Haben wir etwas falsch gemacht? Was?

Von Lothar Finger

Ich erinnere noch das eigenartige Gefühl, als sich die SPD nach dem Rückzug der FDP aus den Koalitionsverhandlungen gegen ihre Aussage sich in der Opposition zu erneuern, doch wieder mit Frau Merkel an einen Tisch setzte und daraus eine Koalition aus Not und Elend bildete.

Merkel wurde zwar gerupft, ging aber mit einem entspannten Gesicht Richtung Kanzleramt. Ob sie erreicht hatte, was sie wollte?

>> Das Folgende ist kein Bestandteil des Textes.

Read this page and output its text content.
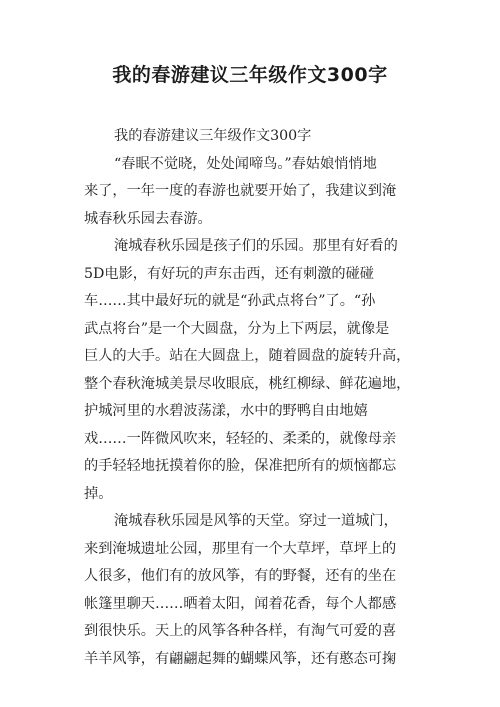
我的春游建议三年级作文300字
我的春游建议三年级作文300字
“春眠不觉晓，处处闻啼鸟。”春姑娘悄悄地
来了，一年一度的春游也就要开始了，我建议到淹
城春秋乐园去春游。
淹城春秋乐园是孩子们的乐园。那里有好看的
5D电影，有好玩的声东击西，还有刺激的碰碰
车……其中最好玩的就是“孙武点将台”了。“孙
武点将台”是一个大圆盘，分为上下两层，就像是
巨人的大手。站在大圆盘上，随着圆盘的旋转升高，
整个春秋淹城美景尽收眼底，桃红柳绿、鲜花遍地，
护城河里的水碧波荡漾，水中的野鸭自由地嬉
戏……一阵微风吹来，轻轻的、柔柔的，就像母亲
的手轻轻地抚摸着你的脸，保准把所有的烦恼都忘
掉。
淹城春秋乐园是风筝的天堂。穿过一道城门，
来到淹城遗址公园，那里有一个大草坪，草坪上的
人很多，他们有的放风筝，有的野餐，还有的坐在
帐篷里聊天……晒着太阳，闻着花香，每个人都感
到很快乐。天上的风筝各种各样，有淘气可爱的喜
羊羊风筝，有翩翩起舞的蝴蝶风筝，还有憨态可掬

Na – so schlimm wollte sie es sicher nicht! Aber eines haben wir alle nicht bemerkt: Sie sitzt wieder im Kanzleramt, empfängt Gäste, regiert mit Intrigen und unfehlbarem Machtinstinkt und trotz aller Anwürfe weiter!

Sie hat zwar Promoviert, kann aber nicht mal die simpelsten Rechenopertationen was eine mögliche Energiewende anbelangt durchdringen noch, das ein nicht evaluierter PCR – Test nicht zur Vernichtung von Wirtschaft, Kultur herangezogen werden darf!

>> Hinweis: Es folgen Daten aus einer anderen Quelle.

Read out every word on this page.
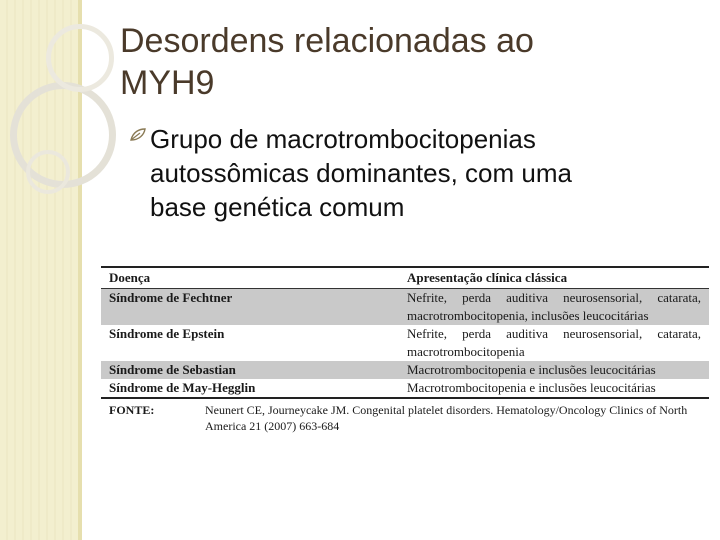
Desordens relacionadas ao
MYH9
Grupo de macrotrombocitopenias
autossômicas dominantes, com uma
base genética comum
Doença	Apresentação clínica clássica
Síndrome de Fechtner	Nefrite, perda auditiva neurosensorial, catarata, macrotrombocitopenia, inclusões leucocitárias
Síndrome de Epstein	Nefrite, perda auditiva neurosensorial, catarata, macrotrombocitopenia
Síndrome de Sebastian	Macrotrombocitopenia e inclusões leucocitárias
Síndrome de May-Hegglin	Macrotrombocitopenia e inclusões leucocitárias
FONTE:	Neunert CE, Journeycake JM. Congenital platelet disorders. Hematology/Oncology Clinics of North America 21 (2007) 663-684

Das man nicht zur gleichen Zeit aus Atomenergie und aus der Kohle aussteigen kann. Und das, weil man das mit einfachen Grundrechenopertationen feststellen kann!

Ich mag gar nicht alle unglaublichen Taten aufzählen – Nur ein paar zum verdeutlichen :

ESM, Dieselverbote, Grenzwerte, Elektromobilität, TargetII Salden, Zensurgesetzte, oder als sie ihre Freundin, welche gar nicht nicht zur Wahl stand in Brüssel platziert hat! (Und diese sofort mit dem verplempern von Milliarden begonnen hat) Ausschaltung des Parlaments, Aussetzung der wesentlichsten Grundrechte- nach belieben der Regierung. Effektive Beeinflussung der Massen durch Kontrolle der MSM.

Der Schaden: Schwer zu beziffern – aber unermesslich in der Höhe.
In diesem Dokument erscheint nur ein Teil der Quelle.